Control the Radio with Internet Speed

Remember the old days when you had to call in using a phone to make a request to your favorite radio station?  Even with newer ways to connect to your favorite frequency, how can you be sure your little meager request will mean something to them? 

If your favorite radio station happens to be Live 105 in San Francisco, you’ll know that your expressed preference for a song means something.  They just announced that starting this Monday, every weekday from 8 pm to midnight, Live 105 will be using Jelli to set their playlists every weekday. 

Jelli.net is a user-controlled online streaming service – TechCruch describes it as “sort of a Digg for streaming music, or a group-controlled Pandora.” In case you don’t get the references:

Digg (http://www.digg.com) is a user driven social content website. Everything on Digg is user-submitted. After you submit content, other people read your submission and “Digg” what they like best. If your story receives enough Diggs, it’s promoted to the front page.
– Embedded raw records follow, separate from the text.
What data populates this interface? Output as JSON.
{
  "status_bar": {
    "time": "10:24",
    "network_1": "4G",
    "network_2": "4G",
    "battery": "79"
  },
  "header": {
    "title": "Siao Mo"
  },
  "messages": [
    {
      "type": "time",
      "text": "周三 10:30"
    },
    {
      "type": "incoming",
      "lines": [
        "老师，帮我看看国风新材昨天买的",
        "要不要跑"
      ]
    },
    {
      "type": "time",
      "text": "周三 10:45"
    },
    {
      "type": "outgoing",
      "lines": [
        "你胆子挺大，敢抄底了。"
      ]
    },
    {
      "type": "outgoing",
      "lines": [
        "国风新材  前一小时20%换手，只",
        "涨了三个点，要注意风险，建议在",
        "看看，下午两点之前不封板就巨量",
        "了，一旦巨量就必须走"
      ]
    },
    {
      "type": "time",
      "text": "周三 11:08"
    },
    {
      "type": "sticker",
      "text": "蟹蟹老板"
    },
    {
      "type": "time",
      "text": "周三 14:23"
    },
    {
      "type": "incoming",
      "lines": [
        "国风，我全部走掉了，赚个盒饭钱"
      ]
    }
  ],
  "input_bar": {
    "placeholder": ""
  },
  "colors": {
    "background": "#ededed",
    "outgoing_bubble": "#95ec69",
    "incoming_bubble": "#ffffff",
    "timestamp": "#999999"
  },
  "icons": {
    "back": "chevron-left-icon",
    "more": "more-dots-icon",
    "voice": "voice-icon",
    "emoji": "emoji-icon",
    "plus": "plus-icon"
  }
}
Pandora (http://www.pandora.com/)lets you type in the name of an artist or song to get started with your own customizable internet radio station. Although stations start with a single artist or song, users can add additional songs and artists to tune their stations to their liking. Pandora also offers recommendations to help you generate personalized streaming radio for your computer, mobile phone or home entertainment system.

Jelli uses internet crowdsourcing and group empowerment to lobby and affect change over songs played at different radio stations. Users vote songs up or down to create and alter the playlist, but that’s not all! They also get a limited number of Rockets and Bombs to move music more definitively up and down the list. And we hear the chat area gets lively!  It’s radio, but created with internet speed!